Implanted directly into brain tissue, probes are designed to survive as long as possible in the organ's warm, humid, and inhospitable environment. Sensors hidden within protective casings send data back to researchers. Knowing how and when individual neurons fire and neural circuits communicate could inform how to treat neurological disorders like Parkinson's, reverse neural decay from Alzheimer's and aging, or even enhance cognitive capabilities.
But current implants cannot trick the brain--they cause a foreign body response. Large and stiff compared to real neurons and neural tissue, traditional implants have two major impediments to sustained monitoring. During the initial placement in brain tissue--which usually requires surgery--neurons flee the impacted area.
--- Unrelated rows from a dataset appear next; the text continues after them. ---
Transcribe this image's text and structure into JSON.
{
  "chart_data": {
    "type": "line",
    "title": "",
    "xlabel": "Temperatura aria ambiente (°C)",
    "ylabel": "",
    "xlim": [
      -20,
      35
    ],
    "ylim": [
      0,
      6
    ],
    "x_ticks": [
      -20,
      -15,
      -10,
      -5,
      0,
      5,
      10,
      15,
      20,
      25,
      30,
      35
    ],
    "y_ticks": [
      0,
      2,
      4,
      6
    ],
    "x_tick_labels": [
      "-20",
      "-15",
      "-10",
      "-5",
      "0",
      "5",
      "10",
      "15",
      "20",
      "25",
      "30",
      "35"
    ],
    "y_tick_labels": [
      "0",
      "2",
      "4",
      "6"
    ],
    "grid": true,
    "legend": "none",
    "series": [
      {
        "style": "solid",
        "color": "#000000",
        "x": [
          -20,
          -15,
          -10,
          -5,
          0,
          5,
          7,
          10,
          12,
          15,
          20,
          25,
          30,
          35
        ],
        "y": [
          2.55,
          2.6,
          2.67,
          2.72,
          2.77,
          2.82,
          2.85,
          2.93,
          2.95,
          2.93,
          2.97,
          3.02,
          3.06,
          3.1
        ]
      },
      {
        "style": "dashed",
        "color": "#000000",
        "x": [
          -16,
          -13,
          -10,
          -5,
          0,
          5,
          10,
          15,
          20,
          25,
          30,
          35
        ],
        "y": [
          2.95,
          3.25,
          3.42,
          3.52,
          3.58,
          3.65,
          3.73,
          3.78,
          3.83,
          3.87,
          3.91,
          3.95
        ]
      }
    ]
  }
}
Previous studies have shown that the brain's immune system senses the foreign object and gets to work, causing inflammation and scar tissue to isolate the device. Even if they can capture signals beyond the scar tissue, rigid probes can shift position and end up replacing one neural signal for another, closer one.
"This will ultimately make the recorded signal unstable," said first author Xiao Yang, a fourth-year graduate student in the Lieber lab. Wearing a purple and pink speckled sweater, glasses, and jeans, she moved her cupped hands together, then apart, then together again as she explained how she and her team built a probe that inspires negligible immune response, records neural signals within a day post-implantation, and may even encourage tissue regeneration.
"The stereotype of the neural probe is that they are giant compared to the neuron targets that they're interrogating. But in our case, they are essentially the same," said Yang. Their probe mimics three features that previously have not been possible to achieve in a lab: the shape, size, and flexibility of an actual neuron.
Neurons look a bit like tadpoles, with round heads and long, flexible tails. So, Yang and her colleagues created a "head" to house the¬ir metal recording electrode, which matches the size of the neuron's soma (or cell body). Their wire interconnect snakes through an ultra-flexible polymer "tail," resembling the neuron's neurite. According to Yang, their neuron-like electronics (NeuE) are "5 to 20 times more flexible than the most flexible probes reported to date." The ones they bested were their own mesh electronics.
The width of a typical neuron "head" is about the same a very fine strand of hair (20 microns), and the "tail" can be 10-20 times finer. Measuring the same or even thinner widths, the neuron-like electronic is the smallest probe yet. To craft their microscopic tools, Yang and her colleagues relied on photolithography, which uses light to transfer a pattern onto material and constructs the probe's four distinct layers of metal and polymer one at a time.
Once built, the team uses a syringe to inject sixteen of their cell imitators into the hippocampus region--chosen for its central role in learning, memory, and aging--of a mouse brain. There, they unfold to create a porous web, imitating the brain's crisscrossing neuron network.
Bigger, solid probes exclude native cells from their territory and can disrupt the neural circuits that researchers are trying to study. Yang's probes allow cells to integrate fully and take-up less than 1% of the volume where they are implanted. Starting from as early as a day to months later, neurons integrate with the artificial network, forming a harmonious hybrid. This assimilation explains why the team achieved stable data collection even months post-implantation. They did not lose even one neuron signal. Instead, they gained some.
"In an unexpected and exciting result," according to Yang, the new neuronal signals indicate that newborn neurons may use the artificial neuron-like electronics as a scaffold to reach damaged areas of the brain and help regenerate tissue.
Regenerative treatments typically rely on stem cells to assist the brain to rebuild after damage. But, like larger probes, transplanted stem cells can cause an immune response, which weakens their efficacy. Neuron-like electronics instead recruits endogenous stem cells from the host's brain and helps them migrate to the damaged region. Since they are not foreign objects, the brain's immune system lets them work in peace. Though further research is needed, the neuron-like electronics could eventually offer a safe, stable alternative to treat neurological diseases, brain damage, and even depression and schizophrenia, where the added benefit of actively monitoring and modulating the regenerated neural networks will be possible.
Currently, Yang is working on several directions, including the design and fabrication of even smaller and more flexible probes, as well as exploring the potential of the neuron-like electronics to serve as an active scaffold for regenerating neural tissue in vivo. With marginal immune response, regenerative properties, and unprecedented stability, the team not only blurred the line between man-made and living systems, they made it near invisible.